No tuvo más recuerdos largos después de eso.
Pero, en sueños podía oír el sonido de cerrojos siendo abiertos, pies huyendo.
Un arma siendo disparada.
Pudo recordar, sus vociferaciones, el ser encadenado, golpeado.
Acusado de traición. De atentar contra la seguridad del reino.
Azotes con látigos. Limón en sus heridas.
También recordó oír gritos y amenazas salir de una voz femenina bastante conocida.
— ¡Suelten a Marteen, hijos de la desesperación! ¡Se los ordeno!
Fue soltado, sonrió abrazando a la princesa.
—Rápido, Antoinette. Salgamos de aquí, ayudemos a Marteen —aquella voz era la de Tetienne, lo sabía.
—Yo puedo sólo. Sé dónde hay pasadizos secretos.
Ellas pudieron haber huido, pero fueron por él.
—Oh, esas tontas. Ángeles en vida también —pronunció viendo a la oscuridad, cuando cayó en quienes eran la princesa y la bruja.
Recordó correr mucho, dormir en el día, caminar de noche. Por interminables ciclos.
El olor de un pueblo nuevo, la promesa de una nueva vida.
Al igual que recordó nuevos gritos, nuevas acusaciones.

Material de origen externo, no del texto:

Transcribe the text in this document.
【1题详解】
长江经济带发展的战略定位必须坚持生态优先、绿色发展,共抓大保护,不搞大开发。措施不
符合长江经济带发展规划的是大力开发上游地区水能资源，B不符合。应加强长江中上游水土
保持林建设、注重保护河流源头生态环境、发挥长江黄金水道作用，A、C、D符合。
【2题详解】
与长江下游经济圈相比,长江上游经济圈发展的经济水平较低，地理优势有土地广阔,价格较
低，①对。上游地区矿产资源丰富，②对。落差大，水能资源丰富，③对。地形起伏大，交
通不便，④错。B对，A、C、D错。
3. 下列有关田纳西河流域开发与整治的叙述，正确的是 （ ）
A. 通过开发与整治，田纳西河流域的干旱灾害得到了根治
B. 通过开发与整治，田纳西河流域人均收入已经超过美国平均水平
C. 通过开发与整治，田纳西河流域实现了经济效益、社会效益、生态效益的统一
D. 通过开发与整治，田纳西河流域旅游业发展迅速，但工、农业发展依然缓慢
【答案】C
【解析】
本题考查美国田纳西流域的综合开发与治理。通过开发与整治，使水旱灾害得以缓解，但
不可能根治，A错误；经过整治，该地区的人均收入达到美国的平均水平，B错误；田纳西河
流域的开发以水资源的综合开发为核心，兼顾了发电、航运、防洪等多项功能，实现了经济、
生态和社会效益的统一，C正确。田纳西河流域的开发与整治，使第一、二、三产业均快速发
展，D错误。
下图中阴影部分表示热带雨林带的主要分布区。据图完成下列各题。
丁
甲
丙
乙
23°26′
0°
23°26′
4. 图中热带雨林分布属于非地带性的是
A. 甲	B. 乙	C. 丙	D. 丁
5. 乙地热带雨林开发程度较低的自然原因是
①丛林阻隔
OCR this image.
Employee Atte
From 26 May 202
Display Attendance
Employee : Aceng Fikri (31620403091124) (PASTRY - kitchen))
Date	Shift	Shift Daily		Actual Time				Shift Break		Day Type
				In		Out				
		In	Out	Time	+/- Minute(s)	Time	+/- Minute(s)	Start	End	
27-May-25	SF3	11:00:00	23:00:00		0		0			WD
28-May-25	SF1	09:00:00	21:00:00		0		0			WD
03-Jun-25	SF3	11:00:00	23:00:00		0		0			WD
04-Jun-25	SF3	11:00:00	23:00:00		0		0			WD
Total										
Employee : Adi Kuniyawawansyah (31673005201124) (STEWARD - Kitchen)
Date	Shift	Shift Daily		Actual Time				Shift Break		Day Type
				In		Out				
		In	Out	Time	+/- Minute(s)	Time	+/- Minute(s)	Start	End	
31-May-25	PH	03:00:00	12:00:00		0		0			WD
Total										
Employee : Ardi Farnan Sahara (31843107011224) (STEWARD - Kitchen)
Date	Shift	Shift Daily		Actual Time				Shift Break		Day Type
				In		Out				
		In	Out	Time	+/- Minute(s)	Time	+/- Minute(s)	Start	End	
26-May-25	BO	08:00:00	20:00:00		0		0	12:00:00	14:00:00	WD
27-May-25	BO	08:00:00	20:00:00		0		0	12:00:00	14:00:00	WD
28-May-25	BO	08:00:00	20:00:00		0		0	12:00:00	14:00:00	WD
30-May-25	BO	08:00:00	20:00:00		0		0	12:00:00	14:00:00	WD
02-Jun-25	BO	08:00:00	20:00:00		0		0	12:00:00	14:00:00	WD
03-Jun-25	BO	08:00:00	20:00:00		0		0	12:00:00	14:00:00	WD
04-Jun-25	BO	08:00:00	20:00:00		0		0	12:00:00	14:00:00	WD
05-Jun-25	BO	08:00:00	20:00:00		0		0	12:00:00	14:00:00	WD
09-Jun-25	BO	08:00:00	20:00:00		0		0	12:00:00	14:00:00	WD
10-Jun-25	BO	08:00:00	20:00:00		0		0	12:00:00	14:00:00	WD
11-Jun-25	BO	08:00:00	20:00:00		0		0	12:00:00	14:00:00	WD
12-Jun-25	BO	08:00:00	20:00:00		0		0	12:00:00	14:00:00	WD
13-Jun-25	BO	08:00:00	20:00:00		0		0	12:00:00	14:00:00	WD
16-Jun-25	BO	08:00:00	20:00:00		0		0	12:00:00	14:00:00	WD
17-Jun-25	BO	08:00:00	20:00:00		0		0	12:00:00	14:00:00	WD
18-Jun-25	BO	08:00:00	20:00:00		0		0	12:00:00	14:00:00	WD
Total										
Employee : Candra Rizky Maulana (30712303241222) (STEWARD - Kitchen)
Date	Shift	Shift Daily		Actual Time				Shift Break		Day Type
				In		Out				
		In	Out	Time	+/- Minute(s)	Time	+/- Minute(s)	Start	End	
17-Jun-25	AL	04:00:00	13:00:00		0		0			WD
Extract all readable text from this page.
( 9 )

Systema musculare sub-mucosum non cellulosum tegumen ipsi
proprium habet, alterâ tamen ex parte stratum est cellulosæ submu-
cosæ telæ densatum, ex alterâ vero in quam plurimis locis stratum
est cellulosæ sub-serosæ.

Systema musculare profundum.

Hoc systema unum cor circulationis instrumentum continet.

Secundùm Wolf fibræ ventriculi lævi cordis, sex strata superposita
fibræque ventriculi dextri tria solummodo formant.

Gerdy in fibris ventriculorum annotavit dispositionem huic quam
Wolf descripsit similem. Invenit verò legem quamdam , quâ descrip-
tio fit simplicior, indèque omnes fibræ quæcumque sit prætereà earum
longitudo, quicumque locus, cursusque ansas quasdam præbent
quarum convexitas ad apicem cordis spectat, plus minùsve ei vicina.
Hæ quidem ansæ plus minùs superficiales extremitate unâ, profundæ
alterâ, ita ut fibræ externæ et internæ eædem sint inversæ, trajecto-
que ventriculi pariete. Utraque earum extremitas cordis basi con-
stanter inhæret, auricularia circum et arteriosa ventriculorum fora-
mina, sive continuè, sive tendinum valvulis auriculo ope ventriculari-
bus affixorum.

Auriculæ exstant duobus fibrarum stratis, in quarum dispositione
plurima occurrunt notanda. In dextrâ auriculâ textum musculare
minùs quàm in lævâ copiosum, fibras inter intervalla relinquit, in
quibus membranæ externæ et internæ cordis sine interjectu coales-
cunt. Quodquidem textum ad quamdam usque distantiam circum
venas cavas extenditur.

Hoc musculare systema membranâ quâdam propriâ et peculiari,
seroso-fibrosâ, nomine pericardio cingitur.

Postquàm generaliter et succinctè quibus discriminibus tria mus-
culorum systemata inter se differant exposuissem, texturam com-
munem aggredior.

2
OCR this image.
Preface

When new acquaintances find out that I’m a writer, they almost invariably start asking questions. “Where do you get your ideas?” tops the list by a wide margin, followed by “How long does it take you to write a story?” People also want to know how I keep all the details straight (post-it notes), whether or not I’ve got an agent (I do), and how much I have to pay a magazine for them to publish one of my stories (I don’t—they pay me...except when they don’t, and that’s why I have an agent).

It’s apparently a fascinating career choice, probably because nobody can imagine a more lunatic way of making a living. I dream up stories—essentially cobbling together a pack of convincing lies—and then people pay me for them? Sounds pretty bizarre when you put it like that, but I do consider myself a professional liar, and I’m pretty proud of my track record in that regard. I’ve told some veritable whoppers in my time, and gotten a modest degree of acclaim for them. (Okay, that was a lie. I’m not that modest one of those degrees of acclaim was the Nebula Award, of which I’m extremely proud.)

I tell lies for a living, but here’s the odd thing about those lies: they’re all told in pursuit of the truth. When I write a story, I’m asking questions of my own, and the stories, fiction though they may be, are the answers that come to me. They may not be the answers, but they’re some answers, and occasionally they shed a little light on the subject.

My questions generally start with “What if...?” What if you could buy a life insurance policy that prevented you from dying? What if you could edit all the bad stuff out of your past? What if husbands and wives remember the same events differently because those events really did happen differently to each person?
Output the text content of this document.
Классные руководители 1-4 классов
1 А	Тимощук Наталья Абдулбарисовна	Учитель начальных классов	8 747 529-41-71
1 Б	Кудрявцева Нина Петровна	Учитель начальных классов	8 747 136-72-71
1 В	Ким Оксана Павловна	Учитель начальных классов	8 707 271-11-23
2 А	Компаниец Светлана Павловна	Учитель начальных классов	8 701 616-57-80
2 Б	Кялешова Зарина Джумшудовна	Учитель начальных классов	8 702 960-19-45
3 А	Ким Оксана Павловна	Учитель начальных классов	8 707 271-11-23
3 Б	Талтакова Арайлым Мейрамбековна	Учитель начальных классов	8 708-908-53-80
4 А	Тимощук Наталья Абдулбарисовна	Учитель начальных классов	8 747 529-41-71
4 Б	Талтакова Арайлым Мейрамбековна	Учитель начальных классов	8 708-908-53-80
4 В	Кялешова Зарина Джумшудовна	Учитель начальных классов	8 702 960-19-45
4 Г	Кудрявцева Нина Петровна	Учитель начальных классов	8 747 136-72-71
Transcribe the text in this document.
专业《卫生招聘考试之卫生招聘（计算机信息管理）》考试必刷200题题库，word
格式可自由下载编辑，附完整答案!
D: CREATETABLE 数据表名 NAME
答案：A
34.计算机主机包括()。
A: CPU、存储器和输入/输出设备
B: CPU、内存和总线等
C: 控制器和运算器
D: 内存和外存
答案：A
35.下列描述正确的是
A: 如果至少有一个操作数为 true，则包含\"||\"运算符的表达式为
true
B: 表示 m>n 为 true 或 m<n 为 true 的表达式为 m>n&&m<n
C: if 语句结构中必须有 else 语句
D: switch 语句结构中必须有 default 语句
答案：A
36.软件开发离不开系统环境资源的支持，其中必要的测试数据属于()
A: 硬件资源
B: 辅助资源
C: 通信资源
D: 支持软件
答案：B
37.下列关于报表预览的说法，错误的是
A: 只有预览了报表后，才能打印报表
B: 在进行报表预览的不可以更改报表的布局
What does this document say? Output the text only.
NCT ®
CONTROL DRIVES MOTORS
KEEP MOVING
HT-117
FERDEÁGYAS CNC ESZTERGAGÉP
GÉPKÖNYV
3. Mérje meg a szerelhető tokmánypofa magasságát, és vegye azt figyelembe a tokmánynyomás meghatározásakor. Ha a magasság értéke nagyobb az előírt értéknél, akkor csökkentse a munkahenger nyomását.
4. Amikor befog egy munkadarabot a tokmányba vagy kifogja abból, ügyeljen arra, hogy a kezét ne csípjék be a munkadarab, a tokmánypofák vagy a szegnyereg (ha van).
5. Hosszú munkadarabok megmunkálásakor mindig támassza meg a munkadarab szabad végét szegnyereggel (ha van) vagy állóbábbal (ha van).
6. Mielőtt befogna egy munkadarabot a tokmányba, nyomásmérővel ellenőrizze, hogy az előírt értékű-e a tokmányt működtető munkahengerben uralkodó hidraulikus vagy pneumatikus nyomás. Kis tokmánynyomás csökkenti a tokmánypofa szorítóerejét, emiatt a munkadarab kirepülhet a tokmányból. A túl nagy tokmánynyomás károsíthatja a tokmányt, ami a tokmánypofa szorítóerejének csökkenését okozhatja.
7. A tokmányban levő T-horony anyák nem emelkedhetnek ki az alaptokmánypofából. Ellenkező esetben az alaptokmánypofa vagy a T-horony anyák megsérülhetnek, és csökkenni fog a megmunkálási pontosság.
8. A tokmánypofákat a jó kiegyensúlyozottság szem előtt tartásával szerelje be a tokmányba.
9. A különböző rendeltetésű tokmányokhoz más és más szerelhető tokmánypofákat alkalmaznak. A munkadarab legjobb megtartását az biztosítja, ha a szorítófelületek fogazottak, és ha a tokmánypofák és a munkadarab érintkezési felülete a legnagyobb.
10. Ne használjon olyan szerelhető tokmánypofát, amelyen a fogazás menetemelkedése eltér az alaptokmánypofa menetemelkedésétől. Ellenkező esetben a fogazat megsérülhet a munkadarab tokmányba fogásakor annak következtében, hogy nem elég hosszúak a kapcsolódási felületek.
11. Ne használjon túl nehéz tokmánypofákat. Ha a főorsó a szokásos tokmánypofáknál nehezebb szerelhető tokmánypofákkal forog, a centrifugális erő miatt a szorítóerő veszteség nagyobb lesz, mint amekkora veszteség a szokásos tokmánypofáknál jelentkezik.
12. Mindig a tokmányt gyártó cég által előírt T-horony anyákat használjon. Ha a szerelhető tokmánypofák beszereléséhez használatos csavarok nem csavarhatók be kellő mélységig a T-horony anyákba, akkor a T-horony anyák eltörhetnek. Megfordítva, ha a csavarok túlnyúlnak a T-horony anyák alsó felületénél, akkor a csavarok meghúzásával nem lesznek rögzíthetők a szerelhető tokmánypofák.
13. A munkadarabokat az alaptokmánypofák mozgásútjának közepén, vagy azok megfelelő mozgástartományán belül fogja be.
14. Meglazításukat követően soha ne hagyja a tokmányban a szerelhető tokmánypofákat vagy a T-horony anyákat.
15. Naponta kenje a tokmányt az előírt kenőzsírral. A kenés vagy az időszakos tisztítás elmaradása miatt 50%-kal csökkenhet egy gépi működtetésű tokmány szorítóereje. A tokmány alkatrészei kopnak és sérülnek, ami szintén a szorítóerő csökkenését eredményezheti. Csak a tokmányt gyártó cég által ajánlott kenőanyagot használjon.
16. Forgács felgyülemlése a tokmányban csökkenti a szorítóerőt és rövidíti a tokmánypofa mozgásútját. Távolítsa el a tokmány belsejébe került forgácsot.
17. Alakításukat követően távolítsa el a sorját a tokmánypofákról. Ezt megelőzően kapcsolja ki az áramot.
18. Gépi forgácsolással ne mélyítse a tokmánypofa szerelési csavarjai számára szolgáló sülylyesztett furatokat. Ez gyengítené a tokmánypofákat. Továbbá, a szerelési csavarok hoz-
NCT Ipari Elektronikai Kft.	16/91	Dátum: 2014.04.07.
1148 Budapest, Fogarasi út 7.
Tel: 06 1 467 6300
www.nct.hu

A sus memorias llegaron la humedad, el agua entrando en su cuerpo sin permiso, las cortas respiraciones que no servían de nada.
Y el rendirse ante la gran masa de agua que le quitó su vida.
—Oh, mierda, morir sí que es horrible —se dijo a sí mismo.
Pero, recordaba el segundo primer despertar. En un lugar... ¿un castillo? El Palacio de los Condenadores.
—Joven que en vida fue soldado, me llenas de orgullo.
— ¿Quién es usted, señor? ¿Cómo que 'en vida'? ¿Estiré la pata?
—Efectivamente. Soy Gluwet, Dios de las culpas y las condenas. Y tú en vida fuiste Marteen VanLeu, soldado de la novena división.
—Sí... Oh, me morí joven, genial —bufó. Él pensaba llegar a los 30—. ¿Estoy en el infierno? Bueno, no fui un santo. ¿Cuántos años debo estar aquí?
—Una eternidad.
—Oh, malditos pueblerinos ignorantes, ¿acusarme de brujería? ¡Por favor! Si apenas sé hacer el truco de la moneda detrás de la oreja. Bueno, tocará.
— ¿Aceptas el pasar una eternidad siendo castigado?
—Que peleara contra ejércitos y ganara no es nada. No es como si pudiera luchar contra un Dios, no soy Antoinette y Tetienne que son almas gemelas. La voluntad de los Dioses se respeta.
—Esa forma de expresarte ha sido lo que me hizo elegirte, Marteen. Te ofrezco el ser uno de mis purificadores.
— ¿Un demonio? ¿Yo? ¿Para toda la vida?
—Para toda la muerte, querrás decir. Y sí. Noté que en vida fuiste verdugo para aquellos que merecían la muerte, y soltaste a aquellos condenados de forma injusta. Manteniendo el equilibrio. Te pido me sirvas de purificador de las almas que son enviadas acá.
—Ah... ¿Dónde firmo?
El Dios sonrió, poniendo en su mano en la cabeza del nuevo demonio, eliminando sus malos recuerdos y otorgándole los dones que los demonios siempre tienen.
— ¿Algún nombre que quieras elegir para ti?
—Eukrattos, parecido al monstruo que atacó mi reino hace años.
—Eukrattos, demonio purificador, castigador de almas protervas, supervisor del grupo del solsticio. El nuevo demonio que cumplirá mis órdenes.
—Y su próxima mano derecha, ya lo verá.
Sonrió, no se equivocó cuando recién llegó al infierno.